AARP’s Emergency Savings Program Makes a Difference in Our Employees’ Lives
In addition to AARP, several large entities, including Best Buy, Truist (formerly SunTrust), and ADP, have recently announced workplace emergency savings initiatives. Although the design of each of these companies’ programs will vary, the ideal approach delivers on consumers’ priorities of convenience, control, and privacy.
These principles underlie AARP’s own employee emergency savings program, which uses the Wisely Pay payroll card from payroll provider ADP. While payroll cards were designed to store an employee's entire paycheck, they can also store regular emergency savings deposits. In our program, employees elect to split their direct deposit, contributing a small portion of their pay each month to their personal emergency savings card (see more about this first-of-its kind program here). Employees can use the card anywhere a debit card is accepted.
We’ve heard from many AARP colleagues about how they’ve used their emergency savings card in times of need. One employee’s teenage daughter, who had just gotten her drivers’ license, was lost on the road with a drained phone battery. Using her companion card, which is one of the features of our emergency savings program, she was able to buy a phone charger and find her way home using GPS. Another colleague used her emergency savings after a health scare left her with a hefty medical bill. Other AARP employees haven’t spent their emergency funds yet, but they tell us they feel greater peace of mind knowing they have a savings cushion just in case.

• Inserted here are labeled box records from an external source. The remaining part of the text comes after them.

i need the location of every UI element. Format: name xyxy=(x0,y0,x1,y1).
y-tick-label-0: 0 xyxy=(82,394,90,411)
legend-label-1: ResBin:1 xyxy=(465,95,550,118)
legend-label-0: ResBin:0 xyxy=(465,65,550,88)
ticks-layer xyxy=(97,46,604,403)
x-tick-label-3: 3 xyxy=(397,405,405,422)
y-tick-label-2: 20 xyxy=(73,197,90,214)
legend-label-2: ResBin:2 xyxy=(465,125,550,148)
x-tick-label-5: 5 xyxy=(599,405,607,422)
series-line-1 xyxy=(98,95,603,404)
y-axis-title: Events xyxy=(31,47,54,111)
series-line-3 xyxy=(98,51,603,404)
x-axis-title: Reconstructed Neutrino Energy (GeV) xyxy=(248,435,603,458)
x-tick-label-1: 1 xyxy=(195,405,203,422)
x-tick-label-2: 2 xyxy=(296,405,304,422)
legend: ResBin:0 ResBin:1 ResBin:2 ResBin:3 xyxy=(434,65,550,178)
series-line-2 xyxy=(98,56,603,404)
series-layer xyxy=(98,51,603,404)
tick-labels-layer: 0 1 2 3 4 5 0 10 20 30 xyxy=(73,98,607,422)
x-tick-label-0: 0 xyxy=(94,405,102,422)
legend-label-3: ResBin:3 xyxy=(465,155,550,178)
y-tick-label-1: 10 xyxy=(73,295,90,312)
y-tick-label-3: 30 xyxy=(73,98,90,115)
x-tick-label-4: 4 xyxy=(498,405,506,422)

Policy Clarity Can Help Emergency Savings Programs to Deliver on Their Promise
AARP has long held that, to truly meet employee demand for workplace emergency savings solutions, workers should be automatically enrolled in such a program, while having the option not to participate. Automatic enrollment has catalyzed retirement savings, boosting enrollment and participation in 401ks and other workplace plans to help people meet their savings goals. Regulators can build on the example from the Consumer Financial Protection Bureau to clarify that enrollment in emergency savings programs is allowable and advantageous for workers. In fact, that has certainly been the case at AARP. In the words of one AARP employee, “If I had not enrolled in this program, I surely would not have been able to pay for this unexpected expense or had enough time to save for the costly medical bill.”